Bien que Léonard de Vinci n’ait jamais été diagnostiqué – l’autisme n’était évidemment pas connu à la Renaissance – certains de ses comportements, décrits dans les écrits de ses contemporains et dans ses propres carnets, peuvent faire penser à un profil autistique, probablement de type Asperger (aujourd’hui intégré dans le spectre de l’autisme sans déficience intellectuelle).

1. Une pensée en arborescence et une attention aux détails extrême

Les carnets de Léonard regorgent de croquis, d’observations anatomiques, de schémas mécaniques, de réflexions sur la lumière, la botanique, l’hydraulique, etc. Cette capacité à sauter d’un domaine à un autre avec une incroyable précision illustre ce que l’on appelle aujourd’hui une pensée en arborescence, fréquente chez les personnes autistes.

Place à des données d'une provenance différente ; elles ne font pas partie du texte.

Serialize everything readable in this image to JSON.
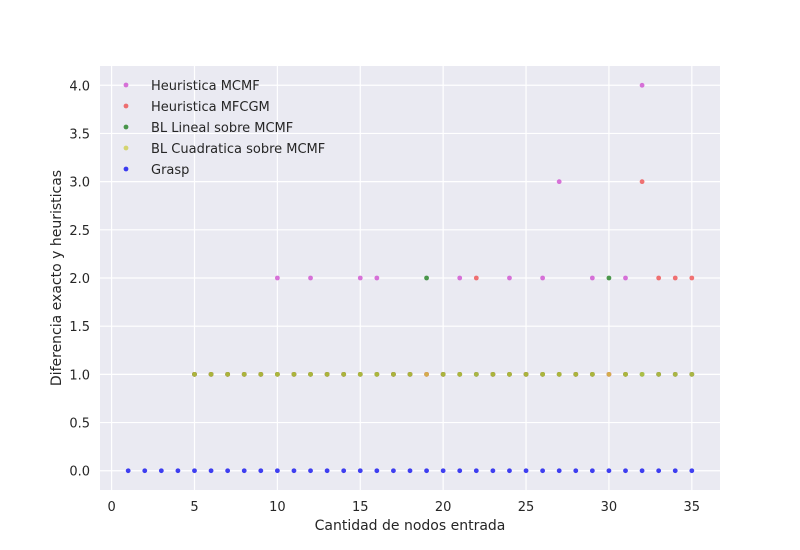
{
  "chart_data": {
    "type": "scatter",
    "xlabel": "Cantidad de nodos entrada",
    "ylabel": "Diferencia exacto y heuristicas",
    "xlim": [
      -0.7,
      36.7
    ],
    "ylim": [
      -0.2,
      4.2
    ],
    "xticks": [
      0,
      5,
      10,
      15,
      20,
      25,
      30,
      35
    ],
    "yticks": [
      0.0,
      0.5,
      1.0,
      1.5,
      2.0,
      2.5,
      3.0,
      3.5,
      4.0
    ],
    "xtick_labels": [
      "0",
      "5",
      "10",
      "15",
      "20",
      "25",
      "30",
      "35"
    ],
    "ytick_labels": [
      "0.0",
      "0.5",
      "1.0",
      "1.5",
      "2.0",
      "2.5",
      "3.0",
      "3.5",
      "4.0"
    ],
    "grid": true,
    "legend_position": "top-left",
    "series": [
      {
        "name": "Heuristica MCMF",
        "color": "#cc44cc",
        "x": [
          5,
          6,
          7,
          8,
          9,
          10,
          11,
          12,
          13,
          14,
          15,
          16,
          17,
          18,
          19,
          20,
          21,
          22,
          23,
          24,
          25,
          26,
          27,
          28,
          29,
          30,
          31,
          32,
          33,
          34,
          35
        ],
        "y": [
          1,
          1,
          1,
          1,
          1,
          2,
          1,
          2,
          1,
          1,
          2,
          2,
          1,
          1,
          1,
          1,
          2,
          1,
          1,
          2,
          1,
          2,
          3,
          1,
          2,
          1,
          2,
          4,
          1,
          1,
          1
        ]
      },
      {
        "name": "Heuristica MFCGM",
        "color": "#ee4444",
        "x": [
          5,
          6,
          7,
          8,
          9,
          10,
          11,
          12,
          13,
          14,
          15,
          16,
          17,
          18,
          19,
          20,
          21,
          22,
          23,
          24,
          25,
          26,
          27,
          28,
          29,
          30,
          31,
          32,
          33,
          34,
          35
        ],
        "y": [
          1,
          1,
          1,
          1,
          1,
          1,
          1,
          1,
          1,
          1,
          1,
          1,
          1,
          1,
          1,
          1,
          1,
          2,
          1,
          1,
          1,
          1,
          1,
          1,
          1,
          1,
          1,
          3,
          2,
          2,
          2
        ]
      },
      {
        "name": "BL Lineal sobre MCMF",
        "color": "#117711",
        "x": [
          5,
          6,
          7,
          8,
          9,
          10,
          11,
          12,
          13,
          14,
          15,
          16,
          17,
          18,
          19,
          20,
          21,
          22,
          23,
          24,
          25,
          26,
          27,
          28,
          29,
          30,
          31,
          32,
          33,
          34,
          35
        ],
        "y": [
          1,
          1,
          1,
          1,
          1,
          1,
          1,
          1,
          1,
          1,
          1,
          1,
          1,
          1,
          2,
          1,
          1,
          1,
          1,
          1,
          1,
          1,
          1,
          1,
          1,
          2,
          1,
          1,
          1,
          1,
          1
        ]
      },
      {
        "name": "BL Cuadratica sobre MCMF",
        "color": "#cccc44",
        "x": [
          5,
          6,
          7,
          8,
          9,
          10,
          11,
          12,
          13,
          14,
          15,
          16,
          17,
          18,
          19,
          20,
          21,
          22,
          23,
          24,
          25,
          26,
          27,
          28,
          29,
          30,
          31,
          32,
          33,
          34,
          35
        ],
        "y": [
          1,
          1,
          1,
          1,
          1,
          1,
          1,
          1,
          1,
          1,
          1,
          1,
          1,
          1,
          1,
          1,
          1,
          1,
          1,
          1,
          1,
          1,
          1,
          1,
          1,
          1,
          1,
          1,
          1,
          1,
          1
        ]
      },
      {
        "name": "Grasp",
        "color": "#0000ee",
        "x": [
          1,
          2,
          3,
          4,
          5,
          6,
          7,
          8,
          9,
          10,
          11,
          12,
          13,
          14,
          15,
          16,
          17,
          18,
          19,
          20,
          21,
          22,
          23,
          24,
          25,
          26,
          27,
          28,
          29,
          30,
          31,
          32,
          33,
          34,
          35
        ],
        "y": [
          0,
          0,
          0,
          0,
          0,
          0,
          0,
          0,
          0,
          0,
          0,
          0,
          0,
          0,
          0,
          0,
          0,
          0,
          0,
          0,
          0,
          0,
          0,
          0,
          0,
          0,
          0,
          0,
          0,
          0,
          0,
          0,
          0,
          0,
          0
        ]
      }
    ]
  }
}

Son souci obsessionnel du détail – visible par exemple dans La Cène, L’Homme de Vitruve ou La Joconde – et sa capacité à mémoriser visuellement des structures complexes sont également des signes évocateurs. Il travaillait souvent seul, dans le silence, et avait des rituels très marqués.

2. Une difficulté à terminer ce qu’il commençait

Un autre trait souvent évoqué chez Léonard est sa difficulté à finaliser ses projets. Il laissait beaucoup de ses œuvres inachevées, perdant rapidement l’intérêt une fois le défi intellectuel résolu. Cette instabilité, loin de remettre en cause son génie, pourrait correspondre à ce qu’on observe chez certains autistes hyper créatifs, dont l’attention est sélective, intense mais parfois difficile à maintenir sur la durée.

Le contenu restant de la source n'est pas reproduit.